I've been doing freelance to create an altcoin and my client wants this new coin to be private which means only authorized users can mine and use the coin. What I've been doing so far is to make a new altcoin, keep it in a private repo
Bitcoin sounds like a poor fit for your application for two reasons. First, Bitcoin is designed to keep working even if some people tamper with the inner workings of their client. If you're willing to give that up, you can build something a lot simpler. Second, it's designed to process transactions in a decentralized way, which sounds like the opposite of what you want. If you give that up, and use a central clearinghouse, you can build something much simpler.
So I was wondering how could someone get my code and whether he was able to mine my altcoin.

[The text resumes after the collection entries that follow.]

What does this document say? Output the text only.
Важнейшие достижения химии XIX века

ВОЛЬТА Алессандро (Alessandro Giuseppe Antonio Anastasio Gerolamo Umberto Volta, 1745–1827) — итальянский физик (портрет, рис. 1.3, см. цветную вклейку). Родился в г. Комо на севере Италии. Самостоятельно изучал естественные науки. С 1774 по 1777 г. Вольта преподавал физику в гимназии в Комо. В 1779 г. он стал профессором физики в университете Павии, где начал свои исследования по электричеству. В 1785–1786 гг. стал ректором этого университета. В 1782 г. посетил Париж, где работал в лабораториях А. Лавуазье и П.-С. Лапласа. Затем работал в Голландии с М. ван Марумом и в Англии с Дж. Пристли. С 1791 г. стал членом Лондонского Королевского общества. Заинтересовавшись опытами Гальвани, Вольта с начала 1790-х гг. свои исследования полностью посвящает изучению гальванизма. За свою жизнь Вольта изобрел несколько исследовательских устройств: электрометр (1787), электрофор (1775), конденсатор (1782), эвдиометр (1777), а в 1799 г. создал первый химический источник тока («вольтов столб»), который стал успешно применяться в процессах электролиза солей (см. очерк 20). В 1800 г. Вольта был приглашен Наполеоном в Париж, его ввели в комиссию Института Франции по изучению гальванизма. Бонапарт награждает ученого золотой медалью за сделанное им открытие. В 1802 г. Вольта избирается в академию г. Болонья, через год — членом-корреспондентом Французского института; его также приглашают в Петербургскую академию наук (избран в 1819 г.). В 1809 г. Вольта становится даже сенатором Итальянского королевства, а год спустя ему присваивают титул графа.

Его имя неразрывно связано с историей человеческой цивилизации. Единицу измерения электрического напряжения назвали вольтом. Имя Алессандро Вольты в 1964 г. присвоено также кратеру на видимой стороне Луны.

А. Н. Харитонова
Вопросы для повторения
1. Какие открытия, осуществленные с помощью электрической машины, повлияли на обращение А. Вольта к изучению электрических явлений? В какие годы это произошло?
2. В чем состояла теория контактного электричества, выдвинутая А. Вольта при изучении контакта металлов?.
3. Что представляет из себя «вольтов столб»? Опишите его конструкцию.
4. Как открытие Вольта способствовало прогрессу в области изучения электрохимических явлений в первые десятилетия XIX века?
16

I don't know whether this person has the source code of your altcoin; I don't know what security measures you've taken. However, having the source code of your altcoin is not nessesary to connect to it. As long as a peer can fake its way through a version
message, that's good enough to make it into getpeerinfo
. The two clients don't need to be running the same code.
And do you have any ideas or suggestions on how I can stop someone from mining my altcoin or only allow certain machines from certain IP addresses can connect to my network and mine even if they have my altcoin source code?
Bitcoin's design is going to make that quite difficult. Bitcoin uses a gossip network to move blocks around. If I mine a block, and I tell you about it, then you will tell all of your friends about it. They will in turn tell all of their friends about it too, until everyone knows.
This means that if a single node is misconfigured, and allows external blocks, it broadcasts those to every other node on the network.
It would make more sense to modify the client so that blocks must be signed by a key that is only held by your client.